In the good old days, when you chose a platform vendor, you chose a company you trusted—IBM, Microsoft, VMware, whatever—because you had a history with that company or you knew others who did. But who exactly owns the Android OS that's on your devices? The OS is given away for free, to anyone who wants it, and it can be modified in any number of ways before reaching users via any number of devices. Each of these Android installations uses a different OS version and thus has different capabilities and, just as important, different known vulnerabilities.

We call this issue fragmentation—as if simply naming a problem solves it.
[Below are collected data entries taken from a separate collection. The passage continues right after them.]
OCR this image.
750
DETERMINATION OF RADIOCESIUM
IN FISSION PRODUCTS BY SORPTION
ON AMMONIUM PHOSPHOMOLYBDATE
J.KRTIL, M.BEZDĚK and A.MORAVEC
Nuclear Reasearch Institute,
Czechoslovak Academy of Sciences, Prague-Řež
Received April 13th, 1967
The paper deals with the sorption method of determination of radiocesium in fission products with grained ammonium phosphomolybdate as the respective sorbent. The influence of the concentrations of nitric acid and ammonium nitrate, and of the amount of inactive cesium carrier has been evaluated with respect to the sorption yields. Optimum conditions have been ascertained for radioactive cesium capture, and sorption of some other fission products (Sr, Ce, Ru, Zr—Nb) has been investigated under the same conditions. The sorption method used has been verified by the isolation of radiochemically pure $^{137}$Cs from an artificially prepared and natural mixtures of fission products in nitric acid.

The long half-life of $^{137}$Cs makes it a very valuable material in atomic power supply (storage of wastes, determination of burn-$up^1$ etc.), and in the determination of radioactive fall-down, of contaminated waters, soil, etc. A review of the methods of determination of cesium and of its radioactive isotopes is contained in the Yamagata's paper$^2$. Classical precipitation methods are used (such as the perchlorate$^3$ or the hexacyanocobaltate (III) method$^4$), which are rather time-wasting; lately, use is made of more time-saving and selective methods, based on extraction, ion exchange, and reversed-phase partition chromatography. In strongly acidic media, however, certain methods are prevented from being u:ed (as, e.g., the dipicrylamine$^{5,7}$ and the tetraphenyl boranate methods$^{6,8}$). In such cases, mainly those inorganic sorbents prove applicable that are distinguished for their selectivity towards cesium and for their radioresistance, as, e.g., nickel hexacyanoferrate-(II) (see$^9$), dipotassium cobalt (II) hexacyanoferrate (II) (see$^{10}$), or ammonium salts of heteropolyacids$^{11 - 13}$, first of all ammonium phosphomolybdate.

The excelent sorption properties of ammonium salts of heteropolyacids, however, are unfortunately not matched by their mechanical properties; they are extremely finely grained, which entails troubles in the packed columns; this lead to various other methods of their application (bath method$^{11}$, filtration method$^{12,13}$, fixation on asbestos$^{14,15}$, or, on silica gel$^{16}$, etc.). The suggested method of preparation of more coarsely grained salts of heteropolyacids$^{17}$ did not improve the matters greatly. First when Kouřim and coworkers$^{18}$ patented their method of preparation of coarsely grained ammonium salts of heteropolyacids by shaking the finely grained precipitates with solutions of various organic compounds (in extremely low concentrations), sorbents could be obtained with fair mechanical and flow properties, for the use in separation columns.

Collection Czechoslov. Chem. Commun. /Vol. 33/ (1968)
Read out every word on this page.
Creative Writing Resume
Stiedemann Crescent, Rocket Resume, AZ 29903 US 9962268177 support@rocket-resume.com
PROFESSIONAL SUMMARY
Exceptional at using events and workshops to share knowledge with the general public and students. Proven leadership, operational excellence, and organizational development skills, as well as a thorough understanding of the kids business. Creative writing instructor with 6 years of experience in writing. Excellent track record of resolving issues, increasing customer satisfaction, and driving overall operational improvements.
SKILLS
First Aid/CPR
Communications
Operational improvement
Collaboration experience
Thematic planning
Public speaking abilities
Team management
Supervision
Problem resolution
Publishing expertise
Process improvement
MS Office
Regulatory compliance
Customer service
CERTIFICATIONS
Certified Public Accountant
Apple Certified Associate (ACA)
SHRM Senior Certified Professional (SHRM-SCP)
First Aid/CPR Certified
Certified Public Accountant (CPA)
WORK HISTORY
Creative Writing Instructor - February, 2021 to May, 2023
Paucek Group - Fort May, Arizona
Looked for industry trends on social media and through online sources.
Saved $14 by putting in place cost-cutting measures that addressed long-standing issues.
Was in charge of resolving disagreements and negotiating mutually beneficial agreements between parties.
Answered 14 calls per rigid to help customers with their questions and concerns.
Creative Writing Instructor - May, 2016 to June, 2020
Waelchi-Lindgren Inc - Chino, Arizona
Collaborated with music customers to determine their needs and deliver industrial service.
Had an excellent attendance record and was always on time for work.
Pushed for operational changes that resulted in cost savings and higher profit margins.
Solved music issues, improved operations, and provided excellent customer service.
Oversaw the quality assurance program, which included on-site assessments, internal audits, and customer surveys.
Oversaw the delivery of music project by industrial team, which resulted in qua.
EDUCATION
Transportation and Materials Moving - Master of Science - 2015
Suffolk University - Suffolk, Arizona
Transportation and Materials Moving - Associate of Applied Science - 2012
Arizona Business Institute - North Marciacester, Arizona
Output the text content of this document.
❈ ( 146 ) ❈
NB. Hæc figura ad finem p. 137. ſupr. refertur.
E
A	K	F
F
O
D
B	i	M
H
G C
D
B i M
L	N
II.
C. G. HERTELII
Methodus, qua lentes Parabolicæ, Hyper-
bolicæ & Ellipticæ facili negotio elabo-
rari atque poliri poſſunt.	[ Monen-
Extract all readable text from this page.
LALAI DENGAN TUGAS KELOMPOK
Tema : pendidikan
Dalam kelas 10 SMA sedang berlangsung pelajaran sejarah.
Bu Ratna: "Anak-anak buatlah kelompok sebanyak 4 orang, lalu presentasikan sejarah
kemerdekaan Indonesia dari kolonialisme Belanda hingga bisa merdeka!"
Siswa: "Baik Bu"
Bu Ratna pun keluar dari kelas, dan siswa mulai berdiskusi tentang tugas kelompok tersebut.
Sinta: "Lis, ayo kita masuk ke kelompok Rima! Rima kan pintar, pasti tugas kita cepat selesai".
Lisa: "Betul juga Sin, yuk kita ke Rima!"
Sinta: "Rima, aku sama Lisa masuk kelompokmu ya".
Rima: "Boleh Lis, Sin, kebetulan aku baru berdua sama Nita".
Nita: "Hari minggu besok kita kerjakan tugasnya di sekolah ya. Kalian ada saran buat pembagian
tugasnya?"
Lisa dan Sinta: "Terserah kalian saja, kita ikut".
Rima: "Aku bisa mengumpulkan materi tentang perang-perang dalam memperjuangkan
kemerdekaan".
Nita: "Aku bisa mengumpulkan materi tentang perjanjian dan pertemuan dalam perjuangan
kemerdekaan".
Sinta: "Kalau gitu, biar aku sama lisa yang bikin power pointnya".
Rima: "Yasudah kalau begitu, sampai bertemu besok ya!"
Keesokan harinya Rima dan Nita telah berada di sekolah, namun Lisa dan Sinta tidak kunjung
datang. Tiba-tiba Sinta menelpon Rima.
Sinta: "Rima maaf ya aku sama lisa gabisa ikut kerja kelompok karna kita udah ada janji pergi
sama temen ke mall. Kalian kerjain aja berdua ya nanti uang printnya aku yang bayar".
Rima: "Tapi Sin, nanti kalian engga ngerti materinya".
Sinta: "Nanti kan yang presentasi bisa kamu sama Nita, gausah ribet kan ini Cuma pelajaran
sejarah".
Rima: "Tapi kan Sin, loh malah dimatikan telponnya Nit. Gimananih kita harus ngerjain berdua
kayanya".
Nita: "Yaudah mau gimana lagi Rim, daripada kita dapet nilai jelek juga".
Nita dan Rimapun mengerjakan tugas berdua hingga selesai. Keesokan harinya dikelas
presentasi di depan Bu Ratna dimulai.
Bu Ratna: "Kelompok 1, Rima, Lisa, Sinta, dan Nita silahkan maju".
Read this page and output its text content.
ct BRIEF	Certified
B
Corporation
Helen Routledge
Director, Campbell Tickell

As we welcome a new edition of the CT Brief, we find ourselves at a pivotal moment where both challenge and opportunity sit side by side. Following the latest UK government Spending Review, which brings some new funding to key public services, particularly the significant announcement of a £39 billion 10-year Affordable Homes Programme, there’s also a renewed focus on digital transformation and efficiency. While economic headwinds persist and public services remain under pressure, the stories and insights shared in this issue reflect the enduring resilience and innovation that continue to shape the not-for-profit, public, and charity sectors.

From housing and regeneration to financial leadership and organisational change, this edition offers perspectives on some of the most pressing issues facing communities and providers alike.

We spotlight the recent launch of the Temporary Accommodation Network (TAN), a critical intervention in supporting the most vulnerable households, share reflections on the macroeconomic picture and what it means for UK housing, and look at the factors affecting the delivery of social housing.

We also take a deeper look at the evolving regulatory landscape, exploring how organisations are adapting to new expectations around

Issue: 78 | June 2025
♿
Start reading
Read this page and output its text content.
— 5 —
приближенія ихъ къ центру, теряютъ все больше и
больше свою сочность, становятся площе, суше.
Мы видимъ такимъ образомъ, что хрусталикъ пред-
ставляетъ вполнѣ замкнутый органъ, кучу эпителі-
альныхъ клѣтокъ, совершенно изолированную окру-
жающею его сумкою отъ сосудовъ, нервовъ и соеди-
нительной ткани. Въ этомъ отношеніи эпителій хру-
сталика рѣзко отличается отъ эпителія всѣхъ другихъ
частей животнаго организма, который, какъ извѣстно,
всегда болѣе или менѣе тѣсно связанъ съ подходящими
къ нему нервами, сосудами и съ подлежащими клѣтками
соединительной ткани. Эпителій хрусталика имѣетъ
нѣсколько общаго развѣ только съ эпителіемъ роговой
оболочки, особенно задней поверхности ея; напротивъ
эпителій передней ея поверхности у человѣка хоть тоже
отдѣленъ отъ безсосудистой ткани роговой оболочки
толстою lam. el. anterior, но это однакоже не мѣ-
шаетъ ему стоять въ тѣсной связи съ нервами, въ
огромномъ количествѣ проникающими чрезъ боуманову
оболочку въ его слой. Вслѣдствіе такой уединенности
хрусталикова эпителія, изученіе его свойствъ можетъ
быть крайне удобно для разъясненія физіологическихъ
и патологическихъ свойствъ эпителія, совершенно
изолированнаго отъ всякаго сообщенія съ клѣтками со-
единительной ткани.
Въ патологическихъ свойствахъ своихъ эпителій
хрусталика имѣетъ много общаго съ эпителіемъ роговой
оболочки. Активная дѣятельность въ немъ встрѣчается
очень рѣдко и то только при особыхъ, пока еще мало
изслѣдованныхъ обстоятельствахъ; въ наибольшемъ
But there are very serious issues caused by fragmentation, and it's never clear with any particular device when or even if it will ever be updated to some future OS version. That fact that Google has forked Android even more for smartphone and table-specific Android versions only further complicates matters.

As I've noted elsewhere, Google doesn't care about any of this, and it benefits from the confusion and mess because it can attract far more licensees (the OS is free, after all), which will make far more devices, and sell them via far more wireless carriers. Consumers, not knowing any better, see their 2-year wireless plan about to expire, head to the wireless store (or website) and research the current "best" phone available. And because these things are shipping literally almost every week, that phone is almost always some Android device. (The exception, perhaps, occurs during the month of any Apple product rollout.) Thus, you can see the genius of Google's evil plan in motion.

I'm not going to tell you not to deploy Android in your business. But I am going to recommend that you think about this issue more carefully, consider using Exchange ActiveSync (EAS) policies to lock down these devices as much as possible, and—yes—look at other options, such as the iPhone, iPad, or Windows Phone, any one of which I prefer over Android. The more I look at Google and Android, the less I like what I see. I suspect that will be the case for many of you as well.